Tobe Hooper, the director whose 1974 classic The Texas Chain Saw Massacre took the horror genre into a new realm of shocking realism, has died. He was 74.
Hooper passed away on Saturday in Los Angeles. He was born on January 25, 1943, in Texas and worked as a college professor and made documentaries before his cult film turned him into a household name.
Inspired by the late George A. Romero’s Night Of The Living Dead, Hooper, who has said in interviews he had grown bored of watching horror films, set about making something he believed would give film-goers value for money.
The idea famously came to him when he was in a store surrounded by shoppers. Finding himself in the hardware section, the frustrated Hooper spotted a chainsaw and imagined how effective the power tool might be at crowd dispersal.
The Texas Chain Saw Massacre mesmerised audiences when it opened, telling the story of five Americans who get lost on a trip and wind up at the mercy of a family of cannibals.

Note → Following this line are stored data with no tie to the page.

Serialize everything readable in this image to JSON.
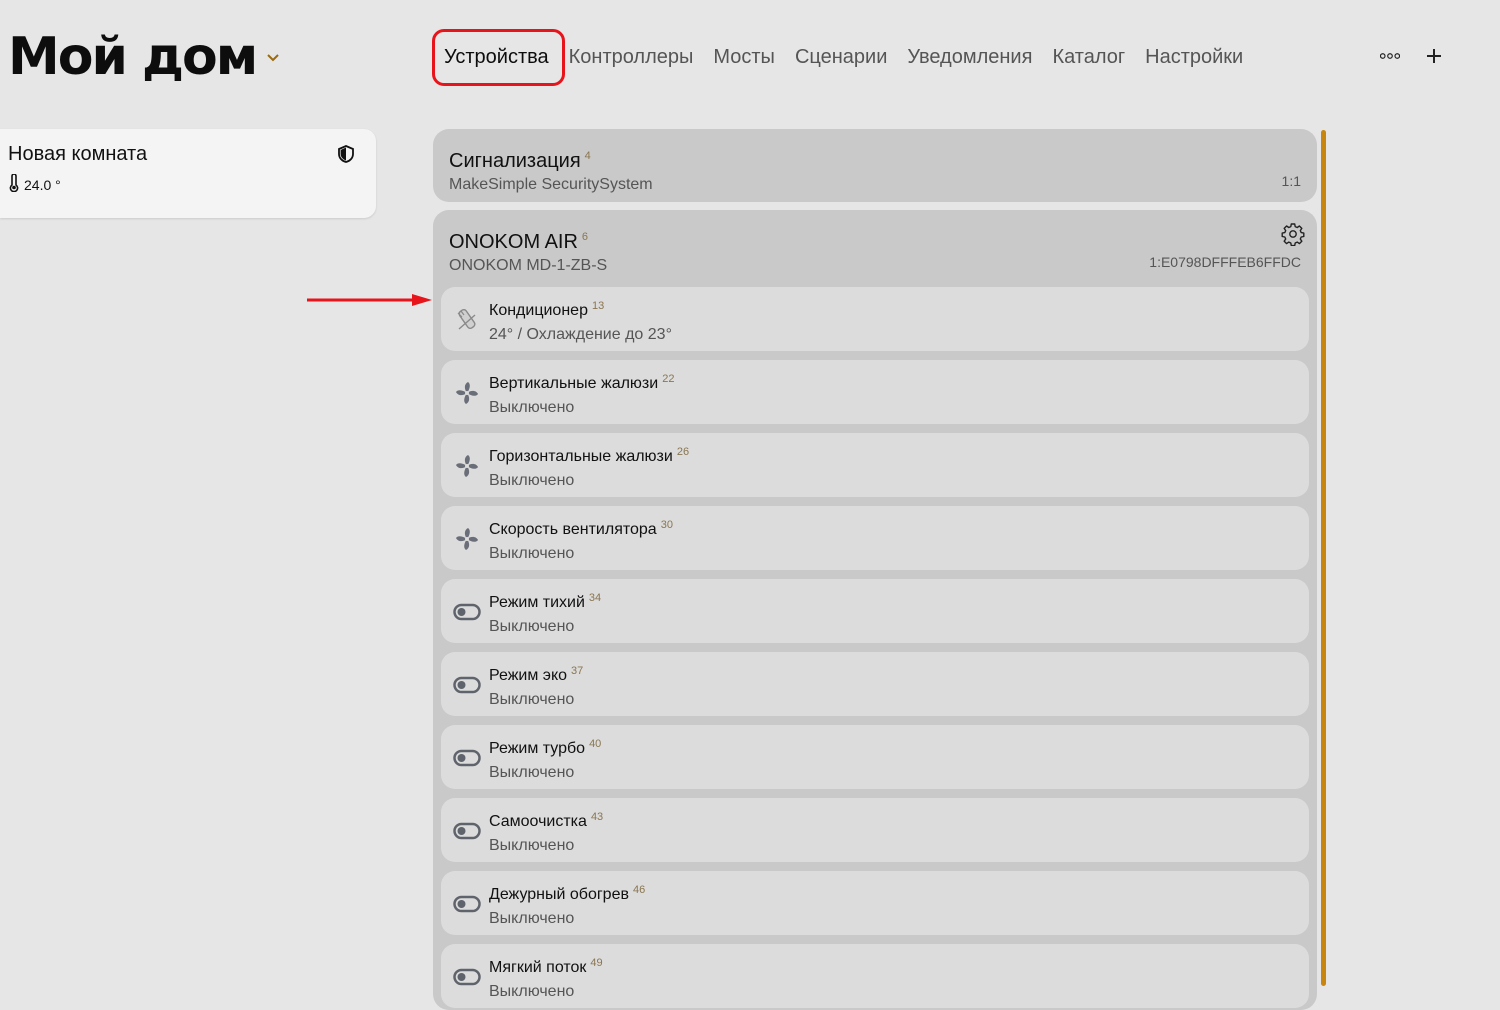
{
  "header": {
    "home_title": "Мой дом"
  },
  "nav": {
    "tabs": [
      {
        "label": "Устройства",
        "active": true
      },
      {
        "label": "Контроллеры"
      },
      {
        "label": "Мосты"
      },
      {
        "label": "Сценарии"
      },
      {
        "label": "Уведомления"
      },
      {
        "label": "Каталог"
      },
      {
        "label": "Настройки"
      }
    ]
  },
  "actions": {
    "more_icon": "more-dots-icon",
    "add_icon": "plus-icon"
  },
  "room": {
    "name": "Новая комната",
    "temperature": "24.0 °",
    "icon": "thermometer-icon",
    "badge_icon": "shield-icon"
  },
  "groups": {
    "alarm": {
      "title": "Сигнализация",
      "count": "4",
      "subtitle": "MakeSimple SecuritySystem",
      "id": "1:1"
    },
    "onokom": {
      "title": "ONOKOM AIR",
      "count": "6",
      "subtitle": "ONOKOM MD-1-ZB-S",
      "id": "1:E0798DFFFEB6FFDC"
    }
  },
  "devices": [
    {
      "title": "Кондиционер",
      "num": "13",
      "status": "24° / Охлаждение до 23°",
      "icon": "ac-remote-icon"
    },
    {
      "title": "Вертикальные жалюзи",
      "num": "22",
      "status": "Выключено",
      "icon": "fan-icon"
    },
    {
      "title": "Горизонтальные жалюзи",
      "num": "26",
      "status": "Выключено",
      "icon": "fan-icon"
    },
    {
      "title": "Скорость вентилятора",
      "num": "30",
      "status": "Выключено",
      "icon": "fan-icon"
    },
    {
      "title": "Режим тихий",
      "num": "34",
      "status": "Выключено",
      "icon": "toggle-icon"
    },
    {
      "title": "Режим эко",
      "num": "37",
      "status": "Выключено",
      "icon": "toggle-icon"
    },
    {
      "title": "Режим турбо",
      "num": "40",
      "status": "Выключено",
      "icon": "toggle-icon"
    },
    {
      "title": "Самоочистка",
      "num": "43",
      "status": "Выключено",
      "icon": "toggle-icon"
    },
    {
      "title": "Дежурный обогрев",
      "num": "46",
      "status": "Выключено",
      "icon": "toggle-icon"
    },
    {
      "title": "Мягкий поток",
      "num": "49",
      "status": "Выключено",
      "icon": "toggle-icon"
    }
  ],
  "colors": {
    "accent": "#c8860f",
    "highlight": "#e8141b",
    "annotation_arrow": "#e8141b"
  }
}
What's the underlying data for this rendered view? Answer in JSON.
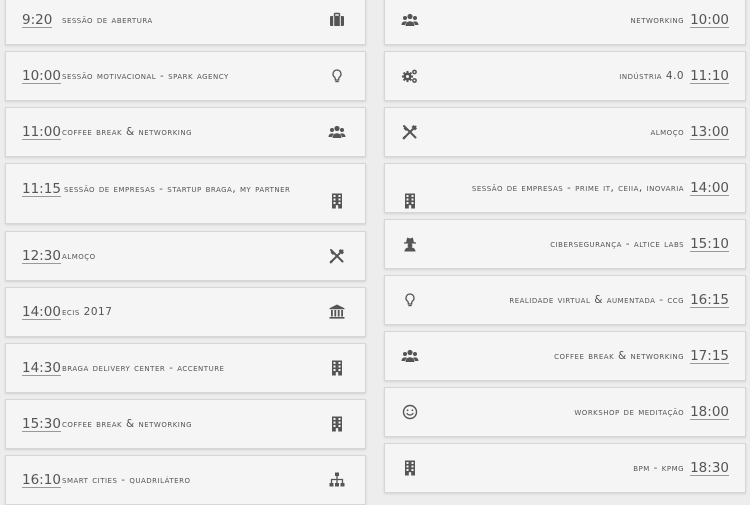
{
  "schedule": {
    "left": [
      {
        "time": "9:20",
        "title": "Sessão de abertura",
        "icon": "briefcase-icon"
      },
      {
        "time": "10:00",
        "title": "Sessão motivacional - Spark Agency",
        "icon": "lightbulb-icon"
      },
      {
        "time": "11:00",
        "title": "Coffee break & Networking",
        "icon": "users-icon"
      },
      {
        "time": "11:15",
        "title": "Sessão de empresas - Startup Braga, My Partner",
        "icon": "building-icon"
      },
      {
        "time": "12:30",
        "title": "Almoço",
        "icon": "cutlery-icon"
      },
      {
        "time": "14:00",
        "title": "ECIS 2017",
        "icon": "bank-icon"
      },
      {
        "time": "14:30",
        "title": "Braga Delivery Center - Accenture",
        "icon": "building-icon"
      },
      {
        "time": "15:30",
        "title": "Coffee break & Networking",
        "icon": "building-icon"
      },
      {
        "time": "16:10",
        "title": "Smart Cities - Quadrilátero",
        "icon": "sitemap-icon"
      }
    ],
    "right": [
      {
        "time": "10:00",
        "title": "Networking",
        "icon": "users-icon"
      },
      {
        "time": "11:10",
        "title": "Indústria 4.0",
        "icon": "cogs-icon"
      },
      {
        "time": "13:00",
        "title": "Almoço",
        "icon": "cutlery-icon"
      },
      {
        "time": "14:00",
        "title": "Sessão de empresas - Prime IT, CEiiA, Inovaria",
        "icon": "building-icon"
      },
      {
        "time": "15:10",
        "title": "Cibersegurança - Altice Labs",
        "icon": "user-secret-icon"
      },
      {
        "time": "16:15",
        "title": "Realidade Virtual & Aumentada - CCG",
        "icon": "lightbulb-icon"
      },
      {
        "time": "17:15",
        "title": "Coffee break & Networking",
        "icon": "users-icon"
      },
      {
        "time": "18:00",
        "title": "Workshop de Meditação",
        "icon": "smile-icon"
      },
      {
        "time": "18:30",
        "title": "BPM - KPMG",
        "icon": "building-icon"
      }
    ]
  },
  "colors": {
    "text": "#555555",
    "card": "#f5f5f5",
    "background": "#ededed"
  }
}
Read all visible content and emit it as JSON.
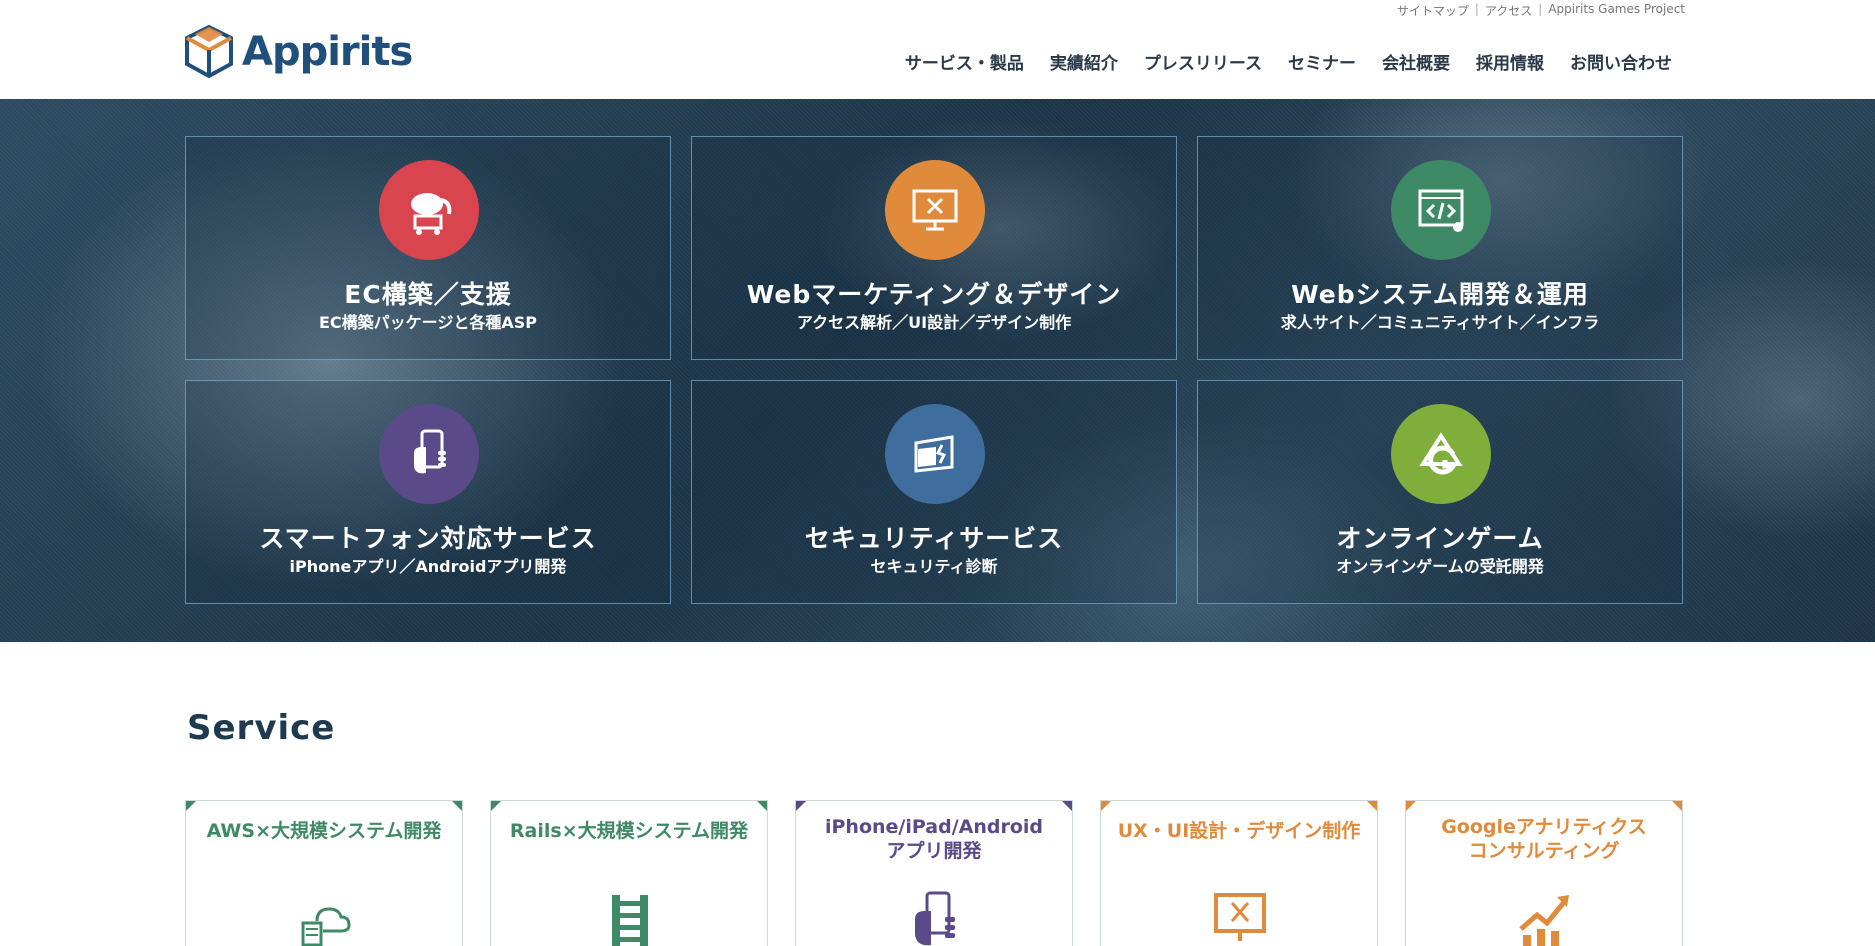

The film was banned in several countries and the British Board Of Film Classification refused to certify it for several years. Yet its influence could not be denied and there were six sequels. As if further proof of the franchise’s enduring appeal were needed, a new film, Leatherface, just premiered at Fright Fest.
Gunnar Hansen, the actor who portrayed Leatherface, one of the most recognisable film villains of all time, died in 2015
Hooper directed Poltergeist with Steven Spielberg in 1982 and adapted Stephen King’s Salem’s Lot in 1979. He also directed a sequel to Massacre than came out in 1986. His last feature, Djinn, opened in 2013.